Extreme precipitation and spatial dependencies
Extreme precipitation in Switzerland accounting for spatial dependence
High-resolution precipitation data sets usually cover an all too short time span to cover several heavy precipitation events with different spatial characteristics. Thanks to a new methodological approach, the Mobiliar Lab is able to generate such event data.
Seasonal weather forecasts are now operationally calculated by several weather centers. These forecasts extend beyond the forecast horizon of classical weather forecasts. They aim at estimating seasonal trends and answering questions like: Will the coming winter be exceptionally cold? Will the next summer be especially dry?
For Central Europe, the accuracy of such predictions is currently low. Nevertheless, the simulations calculated by the models are realistic. They represent one of the possible variants - or in technical jargon: a possible realization of the climate system. Seasonal weather forecasts are therefore an archive in which you can search for heavy precipitation events or other weather extremes. Data from this archive can supplement measurement series and provide additional information on extreme, and thus rare, events.
The Mobiliar Lab has tested this approach with data from the European Centre for Medium-Range Weather Forecasts for Switzerland. In total, the dataset covers around 9000 years of weather simulations. The grid width of this geodata is about 35 kilometers, the temporal resolution 6 hours. For a global weather model this spatial and temporal resolution is very high, but for hydrological applications in small-scale Switzerland it is too coarse. One of the challenges of the project was therefore to increase the resolution of the model. The Mobiliar Lab applied a statistical method for this purpose, which is also used in the context of climate change studies.

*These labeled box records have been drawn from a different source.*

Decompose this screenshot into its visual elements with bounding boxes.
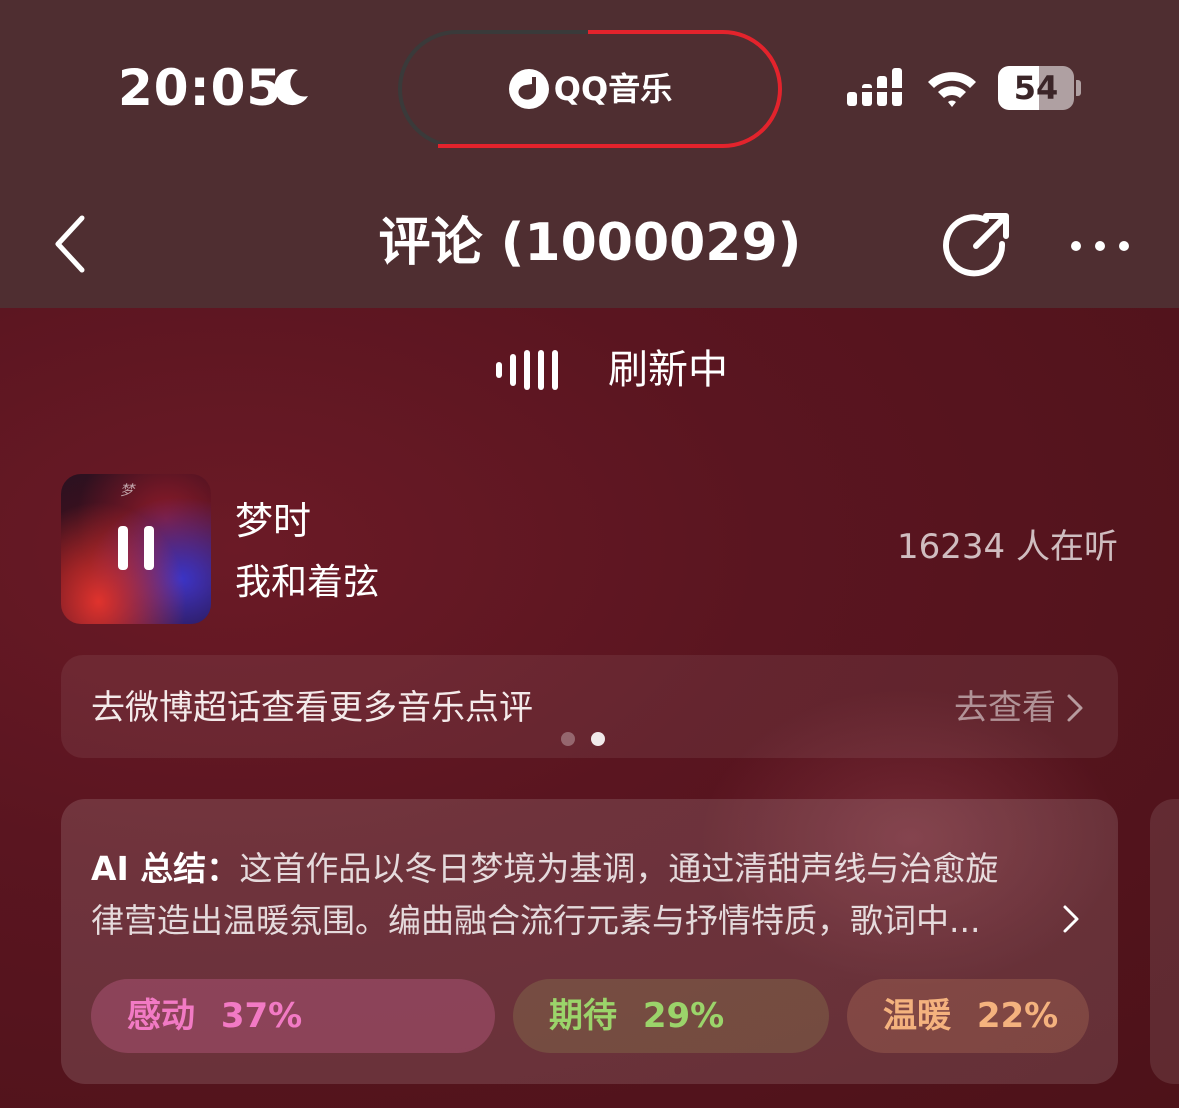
wifi-icon [928,72,976,107]
song-artist[interactable]: 我和着弦 [235,558,379,608]
status-time: 20:05 [118,59,283,117]
ai-summary-label: AI 总结： [91,849,240,888]
emotion-tag-anticipation[interactable]: 期待 29% [513,979,829,1053]
battery-icon: 54 [998,66,1082,110]
battery-level: 54 [1013,69,1059,107]
refresh-indicator: 刷新中 [490,340,728,400]
loading-bars-icon [496,350,558,390]
share-icon[interactable] [942,210,1012,280]
signal-icon [847,68,902,106]
tag-label: 期待 [549,996,617,1036]
ai-summary-text: AI 总结：这首作品以冬日梦境为基调，通过清甜声线与治愈旋 律营造出温暖氛围。编… [91,843,1071,947]
album-art-text: 梦 [120,483,134,499]
ai-summary-line1: 这首作品以冬日梦境为基调，通过清甜声线与治愈旋 [239,849,999,888]
ai-summary-card[interactable]: AI 总结：这首作品以冬日梦境为基调，通过清甜声线与治愈旋 律营造出温暖氛围。编… [61,799,1118,1084]
chevron-right-icon[interactable] [1061,903,1081,935]
dynamic-island[interactable]: QQ音乐 [398,30,782,148]
pause-icon[interactable] [116,524,156,572]
chevron-right-icon [1067,694,1083,722]
tag-percent: 37% [220,996,303,1036]
banner-view-button[interactable]: 去查看 [954,685,1084,731]
page-dot[interactable] [561,732,575,746]
emotion-tag-warm[interactable]: 温暖 22% [847,979,1089,1053]
more-icon[interactable] [1066,234,1134,258]
banner-text: 去微博超话查看更多音乐点评 [91,688,533,728]
island-label: QQ音乐 [553,70,673,108]
moon-icon [274,69,308,106]
tag-percent: 29% [642,996,725,1036]
page-dot-active[interactable] [591,732,605,746]
next-card-peek[interactable] [1150,799,1179,1084]
banner-action-label: 去查看 [954,688,1056,728]
song-title[interactable]: 梦时 [235,496,311,546]
listener-count: 16234 人在听 [897,527,1118,567]
ai-summary-line2: 律营造出温暖氛围。编曲融合流行元素与抒情特质，歌词中... [91,901,981,940]
back-icon[interactable] [48,212,96,276]
tag-label: 感动 [127,996,195,1036]
emotion-tag-moved[interactable]: 感动 37% [91,979,495,1053]
refresh-label: 刷新中 [608,347,728,393]
page-indicator [561,732,605,746]
tag-label: 温暖 [883,996,951,1036]
page-title: 评论 (1000029) [378,213,802,273]
qq-music-logo-icon [508,69,549,109]
tag-percent: 22% [976,996,1059,1036]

The experiments conducted in the context of the study have shown that this approach actually works for Switzerland. This is for three reasons: First, the spatial and temporal resolution can be increased with the chosen statistical method. Second, the simulations of the weather model reproduce the statistical properties of observed heavy precipitation events. And third, the data set contains extreme precipitation events with different spatial characteristics.
For small areas, however, the approach can only be applied to a limited extent. Artificially increasing the spatial and temporal resolution fails when it comes to reproducing high precipitation intensities on a small spatial scale, such as those measured by weather stations. However, if the focus is on catchment areas larger than 300 km2 , which is the area of the Canton of Schaffhausen, the precipitation scenarios provide realistic values.